Dona Jupira, a margem e o centro da Vida
Carlos Alberto dos Santos Dutra
Existem pessoas que passam ao nosso lado
e é como se elas fossem invisíveis. O corre-corre do dia a dia e a luta pela
sobrevivência transformou a todos em autômatos, cibernéticos, digitais. Na
linguagem atual, movidos pelas chamadas redes sociais (que de social pouco têm), são impessoais, plásticos, virtuais.

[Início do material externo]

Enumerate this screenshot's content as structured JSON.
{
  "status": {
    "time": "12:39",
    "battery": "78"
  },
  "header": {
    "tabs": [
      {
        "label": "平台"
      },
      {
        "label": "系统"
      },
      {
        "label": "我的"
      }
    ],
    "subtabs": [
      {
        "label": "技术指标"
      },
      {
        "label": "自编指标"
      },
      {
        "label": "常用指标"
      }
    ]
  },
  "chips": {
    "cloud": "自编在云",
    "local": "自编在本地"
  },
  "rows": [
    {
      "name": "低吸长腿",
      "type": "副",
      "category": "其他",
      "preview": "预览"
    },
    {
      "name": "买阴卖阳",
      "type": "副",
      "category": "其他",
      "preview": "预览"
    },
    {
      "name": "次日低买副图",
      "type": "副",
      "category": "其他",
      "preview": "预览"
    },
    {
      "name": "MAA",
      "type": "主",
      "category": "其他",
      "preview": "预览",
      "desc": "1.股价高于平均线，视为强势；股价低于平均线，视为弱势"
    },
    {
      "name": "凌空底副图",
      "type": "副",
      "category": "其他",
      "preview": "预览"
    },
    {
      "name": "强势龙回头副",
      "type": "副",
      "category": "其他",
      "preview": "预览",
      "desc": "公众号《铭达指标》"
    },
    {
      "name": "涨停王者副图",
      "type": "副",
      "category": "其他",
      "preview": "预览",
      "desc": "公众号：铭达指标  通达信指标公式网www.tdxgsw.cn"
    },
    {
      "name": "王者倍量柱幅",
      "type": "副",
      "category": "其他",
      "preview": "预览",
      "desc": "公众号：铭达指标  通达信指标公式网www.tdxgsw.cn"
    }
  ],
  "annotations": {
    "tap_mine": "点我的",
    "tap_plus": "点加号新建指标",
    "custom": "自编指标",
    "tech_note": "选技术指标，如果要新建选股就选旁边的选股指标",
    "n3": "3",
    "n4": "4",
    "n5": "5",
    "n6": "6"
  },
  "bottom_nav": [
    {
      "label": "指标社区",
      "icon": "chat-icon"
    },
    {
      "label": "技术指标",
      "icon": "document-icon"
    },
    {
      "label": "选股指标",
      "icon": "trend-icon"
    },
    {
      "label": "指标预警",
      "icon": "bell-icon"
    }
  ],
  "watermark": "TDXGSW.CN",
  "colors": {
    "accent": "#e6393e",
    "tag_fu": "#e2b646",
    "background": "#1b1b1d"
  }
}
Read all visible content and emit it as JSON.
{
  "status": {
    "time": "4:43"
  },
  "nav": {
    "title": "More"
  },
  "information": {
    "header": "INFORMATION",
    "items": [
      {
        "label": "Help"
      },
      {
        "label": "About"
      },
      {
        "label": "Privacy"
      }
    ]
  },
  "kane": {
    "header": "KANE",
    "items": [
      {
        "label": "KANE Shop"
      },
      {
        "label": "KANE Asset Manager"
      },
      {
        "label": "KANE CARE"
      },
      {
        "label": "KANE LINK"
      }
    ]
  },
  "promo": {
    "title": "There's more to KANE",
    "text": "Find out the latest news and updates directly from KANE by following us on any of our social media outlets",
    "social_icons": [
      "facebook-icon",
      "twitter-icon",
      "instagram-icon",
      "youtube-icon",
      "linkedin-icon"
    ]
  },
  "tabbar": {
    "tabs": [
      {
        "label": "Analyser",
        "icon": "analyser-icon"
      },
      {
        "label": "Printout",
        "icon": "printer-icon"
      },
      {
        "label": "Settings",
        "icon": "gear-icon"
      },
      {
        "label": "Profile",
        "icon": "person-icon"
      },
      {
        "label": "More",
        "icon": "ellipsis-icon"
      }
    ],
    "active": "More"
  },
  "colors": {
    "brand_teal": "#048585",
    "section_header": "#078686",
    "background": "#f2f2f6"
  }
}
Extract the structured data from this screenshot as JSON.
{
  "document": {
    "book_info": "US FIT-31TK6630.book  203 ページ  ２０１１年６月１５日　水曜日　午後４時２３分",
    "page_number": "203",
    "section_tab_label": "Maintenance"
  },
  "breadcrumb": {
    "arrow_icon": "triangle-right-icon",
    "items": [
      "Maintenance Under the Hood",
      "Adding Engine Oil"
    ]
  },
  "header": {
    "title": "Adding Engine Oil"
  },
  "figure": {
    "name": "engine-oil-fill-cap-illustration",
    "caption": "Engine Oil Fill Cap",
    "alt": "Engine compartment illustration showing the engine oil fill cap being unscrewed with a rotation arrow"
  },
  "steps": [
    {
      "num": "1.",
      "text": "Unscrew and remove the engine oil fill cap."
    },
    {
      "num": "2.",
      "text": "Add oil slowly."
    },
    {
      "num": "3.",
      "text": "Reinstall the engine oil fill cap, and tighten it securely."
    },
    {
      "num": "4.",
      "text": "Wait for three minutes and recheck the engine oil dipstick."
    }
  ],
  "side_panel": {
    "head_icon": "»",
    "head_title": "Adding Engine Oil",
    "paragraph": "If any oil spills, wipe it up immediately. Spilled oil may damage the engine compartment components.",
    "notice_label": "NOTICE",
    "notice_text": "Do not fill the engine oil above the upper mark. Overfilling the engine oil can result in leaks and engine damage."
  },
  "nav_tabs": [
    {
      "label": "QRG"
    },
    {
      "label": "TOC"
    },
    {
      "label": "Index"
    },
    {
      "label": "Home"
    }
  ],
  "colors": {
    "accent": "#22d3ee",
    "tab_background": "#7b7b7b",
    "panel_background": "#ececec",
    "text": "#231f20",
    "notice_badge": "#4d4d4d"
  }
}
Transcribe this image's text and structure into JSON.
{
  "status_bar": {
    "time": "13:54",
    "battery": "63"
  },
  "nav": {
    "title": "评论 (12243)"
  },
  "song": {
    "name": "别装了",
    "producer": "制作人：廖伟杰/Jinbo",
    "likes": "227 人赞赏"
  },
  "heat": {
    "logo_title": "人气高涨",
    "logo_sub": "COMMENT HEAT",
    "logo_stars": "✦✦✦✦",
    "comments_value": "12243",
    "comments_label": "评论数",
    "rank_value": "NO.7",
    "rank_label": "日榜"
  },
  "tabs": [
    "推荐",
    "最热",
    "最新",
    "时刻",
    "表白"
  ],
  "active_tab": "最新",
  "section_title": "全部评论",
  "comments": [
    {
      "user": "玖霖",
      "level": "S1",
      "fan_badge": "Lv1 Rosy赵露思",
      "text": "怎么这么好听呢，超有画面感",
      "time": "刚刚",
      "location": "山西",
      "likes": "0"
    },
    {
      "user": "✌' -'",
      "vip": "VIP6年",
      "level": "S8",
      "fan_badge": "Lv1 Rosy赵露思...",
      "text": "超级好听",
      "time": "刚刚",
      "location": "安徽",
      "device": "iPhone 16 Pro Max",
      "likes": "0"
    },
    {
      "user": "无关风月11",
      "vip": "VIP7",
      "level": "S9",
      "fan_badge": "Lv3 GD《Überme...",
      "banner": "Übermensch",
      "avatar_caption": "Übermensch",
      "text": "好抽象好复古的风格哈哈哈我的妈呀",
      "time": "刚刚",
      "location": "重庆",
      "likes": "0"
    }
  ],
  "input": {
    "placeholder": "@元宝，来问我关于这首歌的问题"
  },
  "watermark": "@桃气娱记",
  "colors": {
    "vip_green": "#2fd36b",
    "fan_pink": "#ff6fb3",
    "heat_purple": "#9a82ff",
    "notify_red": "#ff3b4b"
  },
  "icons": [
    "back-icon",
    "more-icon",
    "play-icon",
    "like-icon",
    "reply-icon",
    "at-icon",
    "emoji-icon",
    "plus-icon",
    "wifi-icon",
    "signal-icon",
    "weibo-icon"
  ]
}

Pois esses amigos entram em nossas vidas
por uma telinha brilhante da mesma forma que saem. Adicionamos e excluímos
amigos sem a menor reflexão e aproximação com o ser humano que está do outro
lado do visor de cristal.
E como as pessoas que se encontram a
nossa volta são de carne e osso, nem sempre esbeltas, cheias de plumas e
sorriso, a tendência é desconsiderá-las, afastá-las deste nosso mundo ideal
criado e alimentado pelo imaginário coletivo satélite global; porque
imperfeitas e fora do padrão imposto pelo mercado.
Mesmo assim, esses seres humanos
desprezados e alijados existem, e resistem. E, pouco importando o que pensam a
respeito deles seguem adiante. Traçam seu rumo, sua história, geralmente
cabisbaixos que nem percebemos. Vivem em bairros distantes na periferia e suas
residências se confunde com o que são, pensam ou fazem.
As grandes cidades os toleram em suas
comunidades, eufemismo de favelas; têm vida própria. Os que vivem em pequenas
cidades residem muitas vezes a poucos metros de cada um de nós, vivem
praticamente no centro da cidade; impossível não vê-los, não sentir seu cheiro,
tocá-los.
O caso da dona Jupira pode ser assim
comparado. Em que pese à anomia social que a condição dos que assim vivem é
entendida e raramente acolhida, ela foi uma avis rara que sobreviveu. Passou
por nós e, descuidados que somos, desapareceu.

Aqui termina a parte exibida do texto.